Still, Alex’s self-taught repertoire was good enough to compete with the “giants” who moved into Concord in 2009: Seafood City and Ranch 99. These large-chain Asian mega-supermarkets swallowed up nearly every Filipino and small Asian grocer in the area. Back then, Sherrie hadn’t yet figured out what might save her business, with the “giants” not just competing with their vast inventory and cheaper prices, but also poaching customers who wanted the other services that OFM provided, like passport renewal and sending remittances home. Sherrie and Alex didn’t know it then, but the lechon catering services that they introduced around that time were what would keep their little store going for another decade plus.
It’s that same adaptability and ingenuity that has sustained the market through a tragic two years of COVID-related business closures in the restaurant industry. “The catering stopped, because no one wants to do any other parties because of COVID,” Sherrie explains. “But what made us survive was all these apps: DoorDash, UberEats and Postmates. We never closed.”
Even as many of their neighbors were forced to close their doors, she recalls, the steady stream of online orders kept Oriental Food Market afloat: “So I told my husband, ‘See how the Good Lord helped us? When one door closes, three doors open.’ I’m almost crying now, to remember those times, ‘cause it’s not easy, you know?”
For now, even as the Filipino parties have started up again, Alex can only handle two orders of lechon a weekend. He’s having trouble finding help, like every restaurant has after the pandemic. But his lechon business is still known for being the best in the area. For now, it’s also one of the only fully operational sites that’s still roasting whole pigs. While Sherrie used to do all of the cooking at home, now she won’t even step into the back kitchen—Alex’s domain—because knowing their roles well is what helped this mom-and-pop survive two decades.
“Even when he cooks sinigang, he puts good gulay,” Sherrie says of her husband’s kitchen skills. “It’s not like nalanta, or already old. He doesn’t want to compromise on the ingredients because he said, ‘I can be a good cook, but it may not turn out good if I put not-so-good ingredients.’”
You can still find Sherrie in her domain—the front of the shop—as she focuses on her clientele that she’s remained close with.
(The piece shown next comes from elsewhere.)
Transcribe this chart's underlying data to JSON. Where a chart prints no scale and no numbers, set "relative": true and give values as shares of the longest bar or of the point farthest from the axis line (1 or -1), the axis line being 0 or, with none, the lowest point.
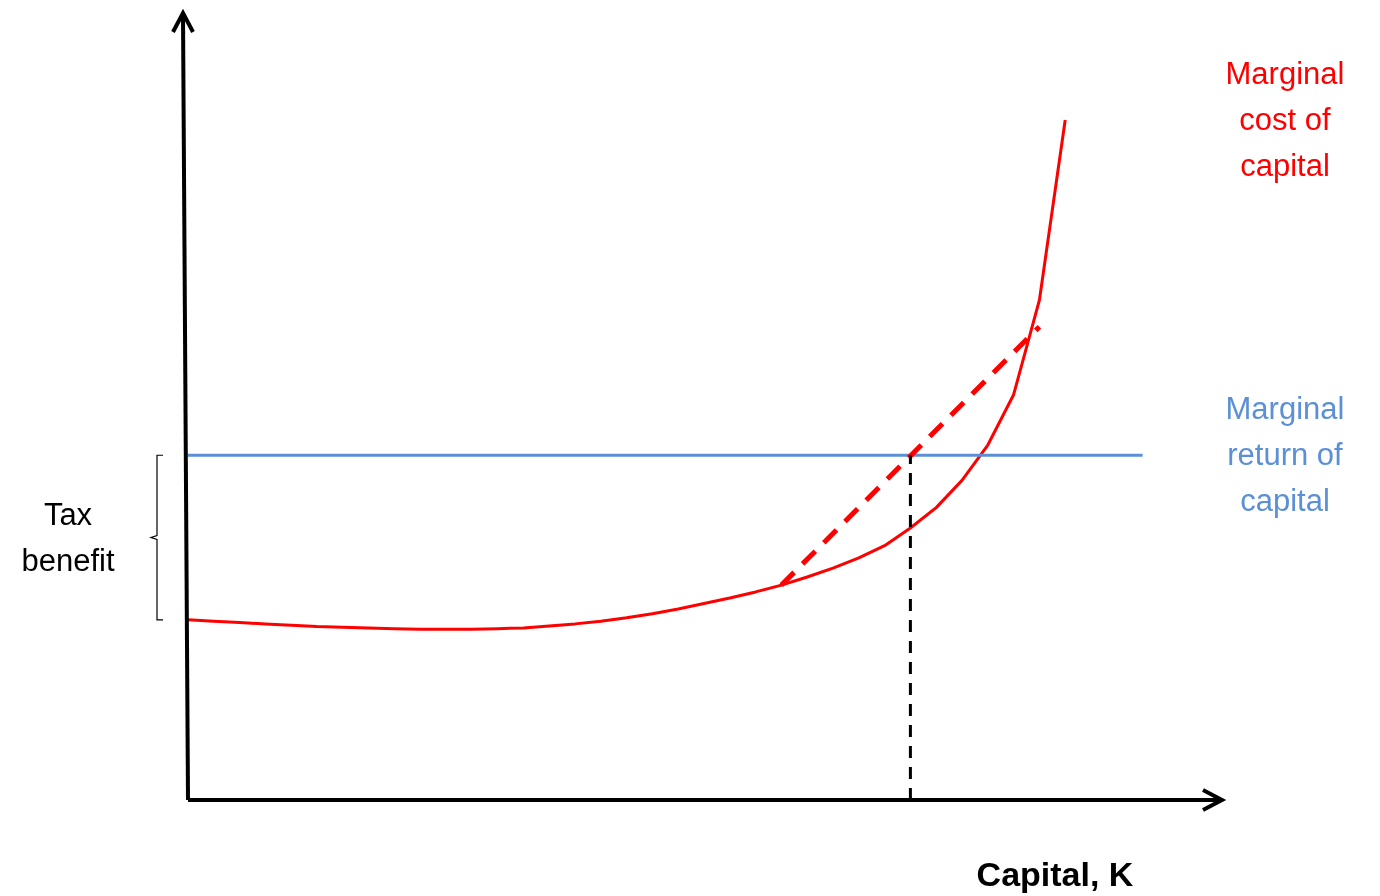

She knows that with Seafood City and Ranch 99, the employees just work there. They don’t really care about each and every customer that walks in the door. “I used to be a matchmaker here, I used to be ‘Sister Sherrie’ ’cause people would come and just pour their hearts out. Where can you get that? That a person would trust their innermost problems, and then tell you and then get their worries [out], and you provide them your advice. But that’s just me,” she laughs. “That’s how I do business, the personal touch. There’s a story behind each bite.”
All the Gusto
Back at the graduation party, the lechon tasting gives way to more offerings of food and drink—more ways for the host to show they care about their guests like a true Filipino. Though the food is a bridge back home for many of us balikbayans, it’s the sincere hospitality and warmth for everyone at the party that makes us family, even if we are not.
“Have you eaten yet?” the elders ask, and you must always pretend you have not. No matter how full you are, how stuffed to the brim with party food you become, you must not turn down a piece of the prized lechon because you never know when a party like this will come again—if we are even allowed to gather like this again.
So you take a plate, you take a bite, and you savor it the way it’s meant to be appreciated—with panache and all the gusto of your ancestors’ spirit. Just don’t forget the sauce.
Rocky Rivera is a journalist, emcee, author and activist from San Francisco. She has four musical projects out, three of those with her label Beatrock Music. She released her first book last year, entitled Snakeskin: Essays by Rocky Rivera.